What she had instead of friends, on the sly, was a psychiatrist, and she was late for her appointment with her. She detested jogging, the thudding downward flesh-tug of her heavy parts, but when she turned onto Maple Avenue she started running with short and shallow steps, which conceivably burned more calories, per unit of distance, than walking did. The houses along Maple were a free-for-all of competitive decoration, their shrubbery and railings and rooflines infested with green plastic vines bearing fruits in dull colors. It wasn’t clear to Marion that the charm of Christmas lights at night was enough to offset how ugly the hardware looked in daylight hours, of which there were many. Nor was it clear that the excitement of Christmas for children was enough to make up for the disenchanted drudgery of it in their adult years, of which there were likewise many.
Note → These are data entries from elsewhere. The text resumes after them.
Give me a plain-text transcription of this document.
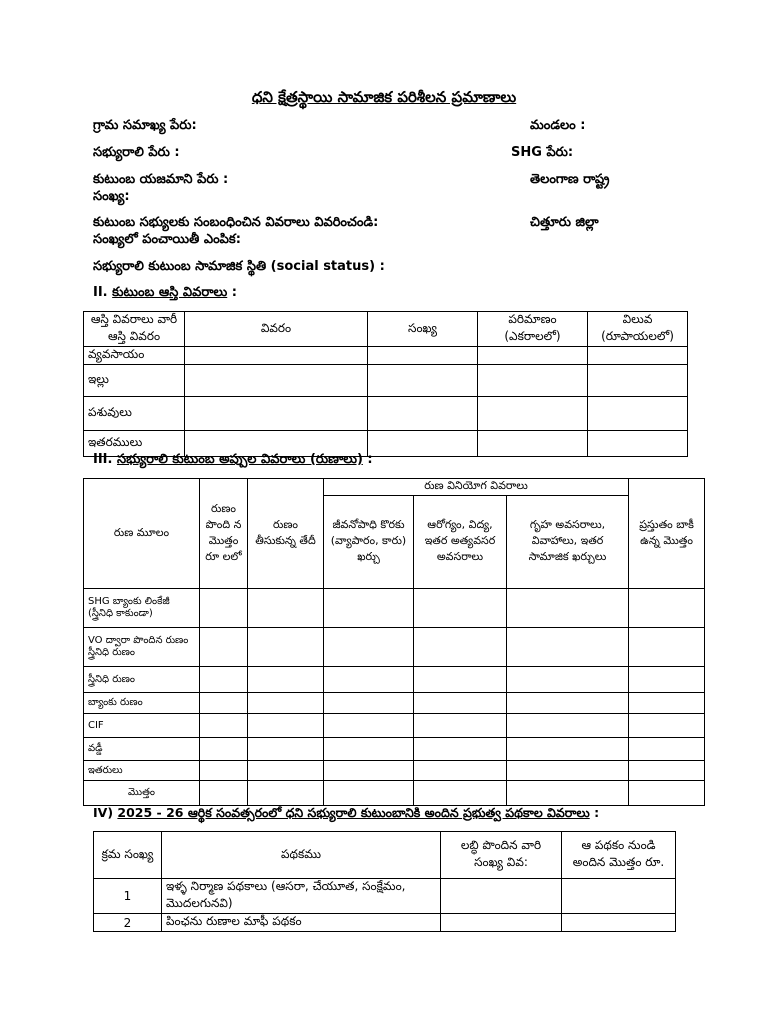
ధని క్షేత్రస్థాయి సామాజిక పరిశీలన ప్రమాణాలు
గ్రామ సమాఖ్య పేరు:	మండలం :
సభ్యురాలి పేరు :	SHG పేరు:
కుటుంబ యజమాని పేరు :	తెలంగాణ రాష్ట్ర
సంఖ్య:
కుటుంబ సభ్యులకు సంబంధించిన వివరాలు వివరించండి:	చిత్తూరు జిల్లా
సంఖ్యలో పంచాయితీ ఎంపిక:
సభ్యురాలి కుటుంబ సామాజిక స్థితి (social status) :
II. కుటుంబ ఆస్తి వివరాలు :
ఆస్తి వివరాలు వారీ ఆస్తి వివరం	వివరం	సంఖ్య	పరిమాణం (ఎకరాలలో)	విలువ (రూపాయలలో)
వ్యవసాయం				
ఇల్లు				
పశువులు				
ఇతరములు				
III. సభ్యురాలి కుటుంబ అప్పుల వివరాలు (రుణాలు) :
రుణ మూలం	రుణం పొంది న మొత్తం రూ లలో	రుణం తీసుకున్న తేదీ	రుణ వినియోగ వివరాలు			ప్రస్తుతం బాకీ ఉన్న మొత్తం
			జీవనోపాధి కొరకు (వ్యాపారం, కారు) ఖర్చు	ఆరోగ్యం, విద్య, ఇతర అత్యవసర అవసరాలు	గృహ అవసరాలు, వివాహాలు, ఇతర సామాజిక ఖర్చులు	
SHG బ్యాంకు లింకేజీ (స్త్రీనిధి కాకుండా)						
VO ద్వారా పొందిన రుణం స్త్రీనిధి రుణం						
స్త్రీనిధి రుణం						
బ్యాంకు రుణం						
CIF						
వడ్డీ						
ఇతరులు						
మొత్తం						
IV) 2025 - 26 ఆర్థిక సంవత్సరంలో ధని సభ్యురాలి కుటుంబానికి అందిన ప్రభుత్వ పథకాల వివరాలు :
క్రమ సంఖ్య	పథకము	లబ్ధి పొందిన వారి సంఖ్య వివ:	ఆ పథకం నుండి అందిన మొత్తం రూ.
1	ఇళ్ళ నిర్మాణ పథకాలు (ఆసరా, చేయూత, సంక్షేమం, మొదలగునవి)		
2	పింఛను రుణాల మాఫీ పథకం		
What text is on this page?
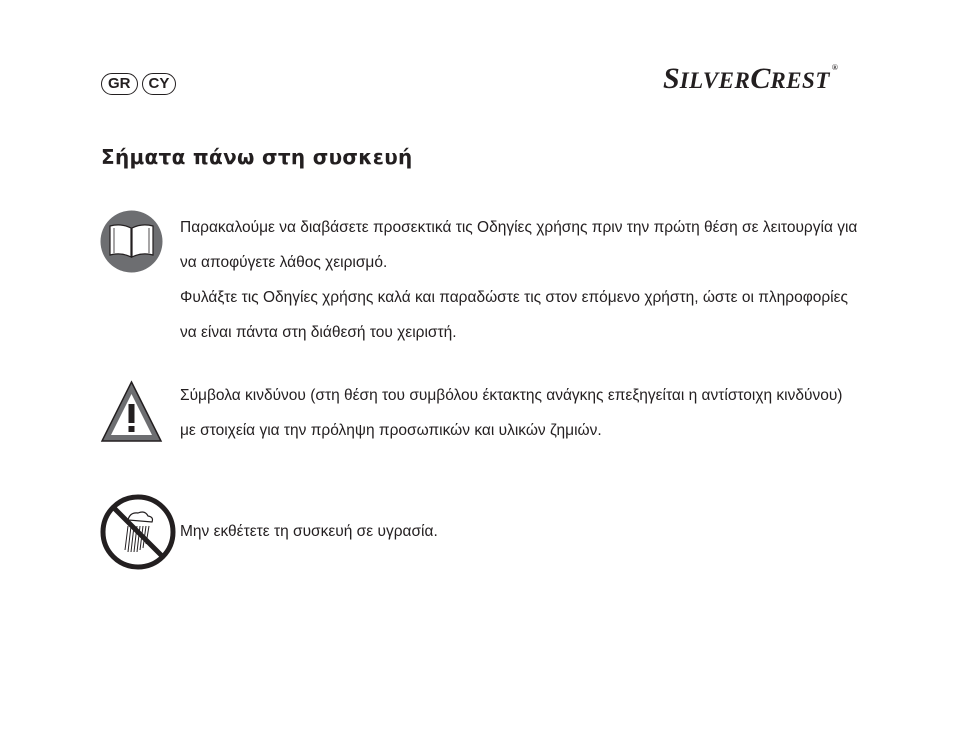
GR	CY	SILVERCREST®
Σήματα πάνω στη συσκευή

Παρακαλούμε να διαβάσετε προσεκτικά τις Οδηγίες χρήσης πριν την πρώτη θέση σε λειτουργία για να αποφύγετε λάθος χειρισμό.

Φυλάξτε τις Οδηγίες χρήσης καλά και παραδώστε τις στον επόμενο χρήστη, ώστε οι πληροφορίες να είναι πάντα στη διάθεσή του χειριστή.

Σύμβολα κινδύνου (στη θέση του συμβόλου έκτακτης ανάγκης επεξηγείται η αντίστοιχη κινδύνου) με στοιχεία για την πρόληψη προσωπικών και υλικών ζημιών.

Μην εκθέτετε τη συσκευή σε υγρασία.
At Pirsig Avenue, she slowed to a marching pace. The only person in New Prospect who knew she was seeing a psychiatrist was the receptionist at the thriving dentistry practice of Costa Serafimides, in a low brick building near the train station. Dr. Serafimides’s wife, Sophie, saw her psychiatric patients in a small, unmarked room between identical rooms in which plaque was scraped and cavities filled. Anyone who noticed Marion in the waiting room would assume that she was there for such work. Once she was in Sophie’s office, she could hear the squeak of rubber-soled comfort shoes, the whine of motive cords on pulleys, and smell the pleasant antiseptic peculiar to dentistry. The office contained two leather chairs, shelves of reference works, framed certificates (Sofia Serafimides, MD), and a deep-drawered credenza full of drugs. It was like a modernized confessional box, a not greatly secluded place to have the inside of one’s head scraped, with payment exacted not in future Hail Marys but in cash on the spot.